Our INM sampling method shares similarities to transition path sampling (TPS) (38) in which “shooting moves” are repeatedly performed to generate better transition pathway ensembles to move a system from state to state. Clearly our method is less general than the original TPS, as we are focusing on proteins and their hierarchical substates (5,39), in which pathways can be captured in the fluctuation correlations local to a given substate. In TPS the initial pathway connecting the two end-states must be given, and the refinement accuracy and convergence speed will heavily depend on this proposed initial pathway. We suggest that the INM projected against the two end-states, and harvesting from many independent short-time MD simulations, may provide a useful scheme for generating this initial protein transition pathway efficiently without prior knowledge.
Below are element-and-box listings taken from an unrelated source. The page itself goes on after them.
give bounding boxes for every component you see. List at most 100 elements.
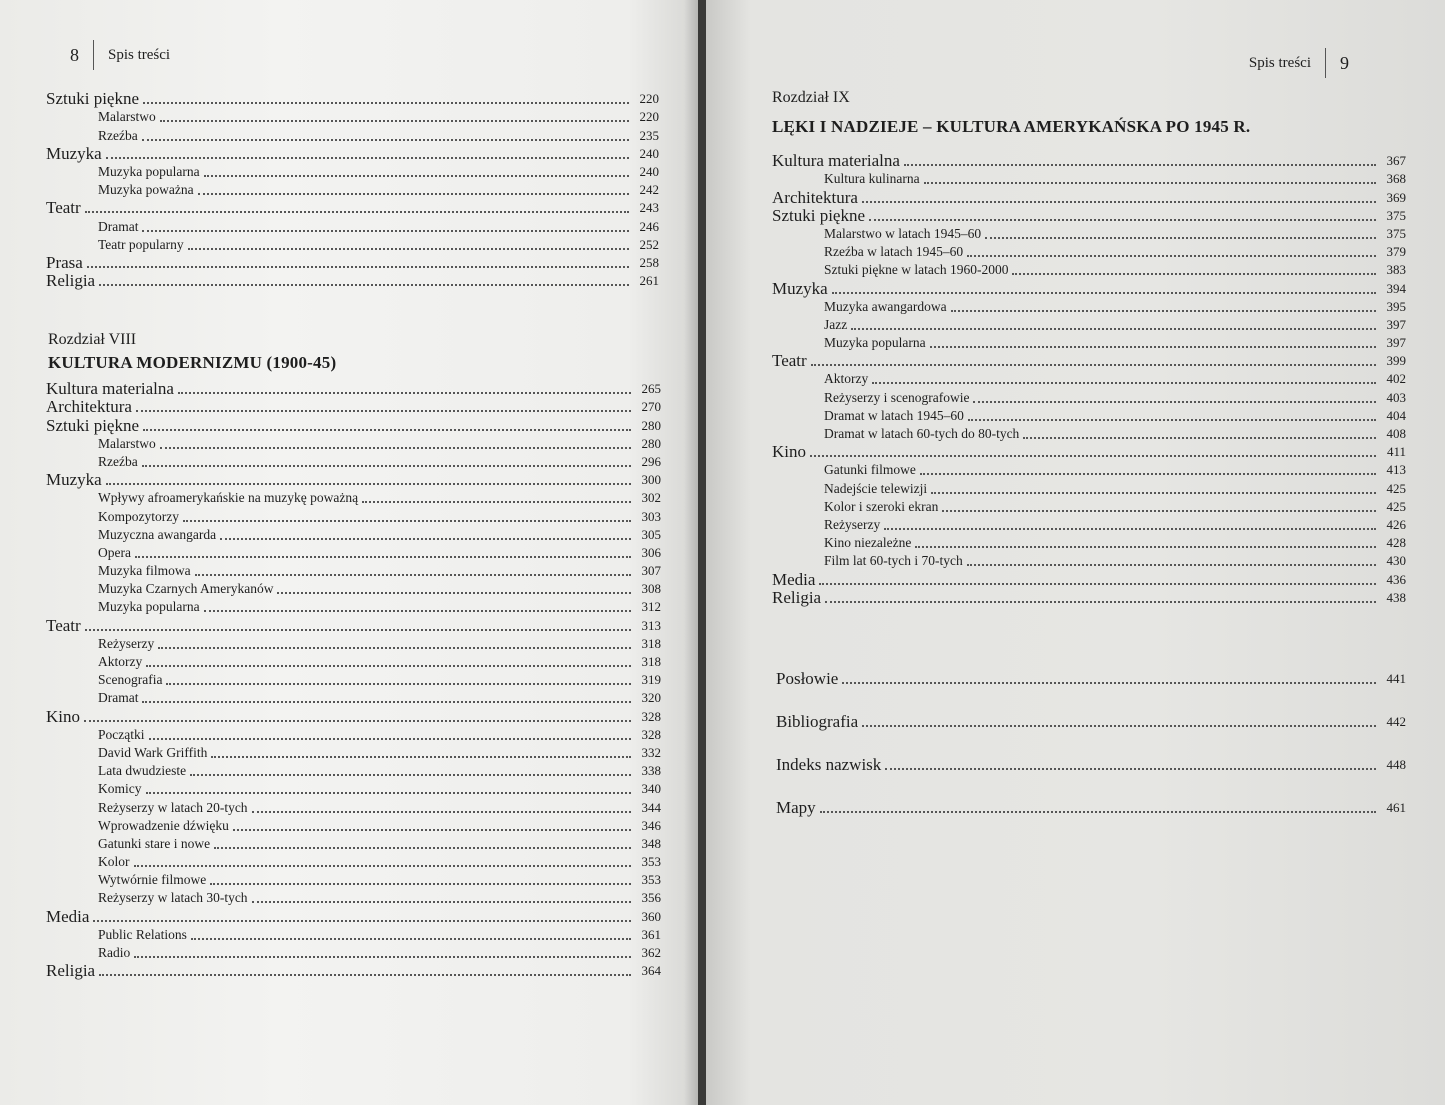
toc-entry-page: 362	[641, 945, 662, 960]
dot-leader	[211, 755, 631, 758]
chapter-label: Rozdział VIII	[48, 331, 137, 348]
toc-entry: Malarstwo w latach 1945–60 375	[772, 225, 1406, 243]
toc-entry-title: Religia	[46, 271, 96, 291]
toc-entry-page: 397	[1386, 316, 1407, 332]
dot-leader	[194, 574, 631, 577]
toc-entry: Kultura materialna 265	[46, 380, 661, 398]
toc-entry-title: Religia	[46, 961, 96, 981]
dot-leader	[190, 774, 631, 777]
toc-entry: Kolor i szeroki ekran 425	[772, 498, 1406, 516]
toc-entry: Architektura 270	[46, 398, 661, 416]
toc-entry-page: 436	[1386, 571, 1407, 587]
dot-leader	[251, 810, 631, 813]
toc-entry-page: 252	[639, 236, 660, 252]
toc-entry: Religia 261	[46, 272, 659, 290]
chapter-heading: Rozdział IX LĘKI I NADZIEJE – KULTURA AM…	[772, 88, 1392, 138]
toc-entry-page: 360	[641, 908, 662, 924]
running-head: 8 Spis treści	[70, 40, 170, 70]
dot-leader	[851, 327, 1376, 330]
toc-entry: Muzyka 300	[46, 471, 661, 489]
toc-entry-title: Sztuki piękne	[772, 205, 866, 225]
chapter-heading: Rozdział VIII KULTURA MODERNIZMU (1900-4…	[48, 330, 661, 374]
toc-entry-title: Teatr	[772, 351, 807, 371]
toc-entry: Aktorzy 402	[772, 370, 1406, 388]
toc-entry-title: Malarstwo	[98, 109, 156, 125]
toc-entry-page: 318	[641, 635, 662, 651]
toc-entry-title: Mapy	[776, 798, 816, 817]
toc-entry-title: Muzyka popularna	[824, 335, 926, 351]
toc-entry-page: 399	[1386, 353, 1407, 369]
toc-entry: Rzeźba 296	[46, 453, 661, 471]
toc-entry: Religia 438	[772, 587, 1406, 607]
dot-leader	[819, 811, 1376, 813]
toc-entry-title: Kolor i szeroki ekran	[824, 498, 939, 514]
toc-entry-page: 240	[639, 145, 660, 161]
dot-leader	[1023, 437, 1376, 439]
dot-leader	[214, 846, 631, 849]
toc-entry-page: 413	[1386, 462, 1407, 478]
toc-entry: Muzyka awangardowa 395	[772, 298, 1406, 316]
toc-entry: Indeks nazwisk 448	[776, 731, 1406, 774]
dot-leader	[190, 937, 631, 940]
toc-entry: Reżyserzy w latach 30-tych 356	[46, 889, 661, 907]
running-head-title: Spis treści	[108, 46, 171, 63]
toc-entry-title: Kultura materialna	[46, 379, 174, 399]
dot-leader	[99, 974, 631, 977]
toc-entry: Nadejście telewizji 425	[772, 479, 1406, 497]
dot-leader	[903, 164, 1376, 167]
dot-leader	[861, 200, 1376, 203]
dot-leader	[1012, 273, 1376, 276]
toc-entry-title: Początki	[98, 726, 145, 742]
toc-entry-title: Prasa	[46, 252, 83, 272]
toc-entry: Rzeźba 235	[46, 126, 659, 144]
toc-entry: Opera 306	[46, 544, 661, 562]
toc-entry-page: 425	[1386, 480, 1407, 496]
toc-entry-title: Reżyserzy	[98, 635, 155, 651]
chapter-title: KULTURA MODERNIZMU (1900-45)	[48, 353, 337, 372]
toc-entry-title: Muzyka	[46, 470, 102, 490]
toc-entry: Początki 328	[46, 726, 661, 744]
toc-entry-title: Religia	[772, 587, 822, 607]
toc-entry-title: Media	[772, 569, 816, 589]
toc-entry-page: 368	[1386, 171, 1407, 187]
toc-entry: Aktorzy 318	[46, 653, 661, 671]
toc-entry-title: Teatr popularny	[98, 236, 184, 252]
toc-entry-title: Sztuki piękne w latach 1960-2000	[824, 262, 1009, 278]
toc-entry: Kultura kulinarna 368	[772, 170, 1406, 188]
toc-entry-title: Wprowadzenie dźwięku	[98, 817, 229, 833]
divider	[93, 40, 94, 70]
toc-entry: Muzyczna awangarda 305	[46, 526, 661, 544]
toc-entry: Reżyserzy 426	[772, 516, 1406, 534]
toc-entry: Kino 411	[772, 443, 1406, 461]
toc-entry-page: 220	[639, 109, 660, 125]
toc-entry: Media 436	[772, 570, 1406, 588]
chapter-title: LĘKI I NADZIEJE – KULTURA AMERYKAŃSKA PO…	[772, 117, 1251, 136]
dot-leader	[210, 883, 631, 886]
dot-leader	[159, 120, 629, 123]
toc-entry-page: 242	[639, 182, 660, 198]
toc-entry: Architektura 369	[772, 188, 1406, 206]
chapter-label: Rozdział IX	[772, 89, 850, 106]
toc-entry-title: Kino niezależne	[824, 535, 912, 551]
toc-entry-page: 258	[639, 254, 660, 270]
toc-entry-title: Media	[46, 906, 90, 926]
dot-leader	[810, 364, 1376, 367]
toc-entry: Teatr 243	[46, 199, 659, 217]
toc-entry-title: Muzyka filmowa	[98, 563, 191, 579]
dot-leader	[134, 555, 631, 558]
toc-entry-title: Jazz	[824, 316, 848, 332]
toc-entry: Dramat 246	[46, 217, 659, 235]
toc-entry: Radio 362	[46, 944, 661, 962]
toc-entry-title: Radio	[98, 945, 131, 960]
divider	[1325, 48, 1326, 78]
toc-entry-page: 296	[641, 453, 662, 469]
toc-entry-title: Muzyka awangardowa	[824, 298, 947, 314]
toc-entry: Teatr 399	[772, 352, 1406, 370]
dot-leader	[203, 610, 631, 613]
toc-entry-page: 320	[641, 690, 662, 706]
toc-entry: Gatunki stare i nowe 348	[46, 835, 661, 853]
toc-entry-title: Public Relations	[98, 926, 187, 942]
toc-entry-page: 426	[1386, 516, 1407, 532]
toc-entry: Muzyka popularna 397	[772, 334, 1406, 352]
toc-entry: Kolor 353	[46, 853, 661, 871]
Our approach also has great potential for the building of a Markovian state model (40,41) to accurately predict kinetics based on the principle of substate interconversion. Our main goal in this work was to show the ability of INM similarity to identify unique substates and drive local fluctuations to gradually move from start- to end-states, and to provide mechanistic information, such as substate population and pathway distribution, as opposed to that provided by a detailed kinetics model. However, it is similar to a Markovian state model, in that it clusters trajectories based on similar INM trajectory profiles that are legitimate substates that interconvert rapidly, whereas dissimilar INM trajectory profiles defined substates that did not interconvert rapidly.

In summary, we have presented an approach to explore large protein conformational transitions by using INM similarity to identify key substates along transition pathways, and use them to monitor global interconversions among substates to reach the end-state based on short timescale simulations. The fluctuation correlation analysis shows that these identified substates and corresponding short timescale equilibrium trajectories can convey most aspects of the transition mechanism in residue detail, although it may be potentially difficult to use this unforced treatment to observe complete transition pathways if the energy minimum of a given substate is too deep—meaning that local fluctuations may have little similarity to the other end-state. Nevertheless, we believe that the INM framework provides a unique method for the exploration of protein conformational transitions when the concept of hierarchical substates is valid, in which long-time collective motions between substates are manifest in fast local coupled structural fluctuations.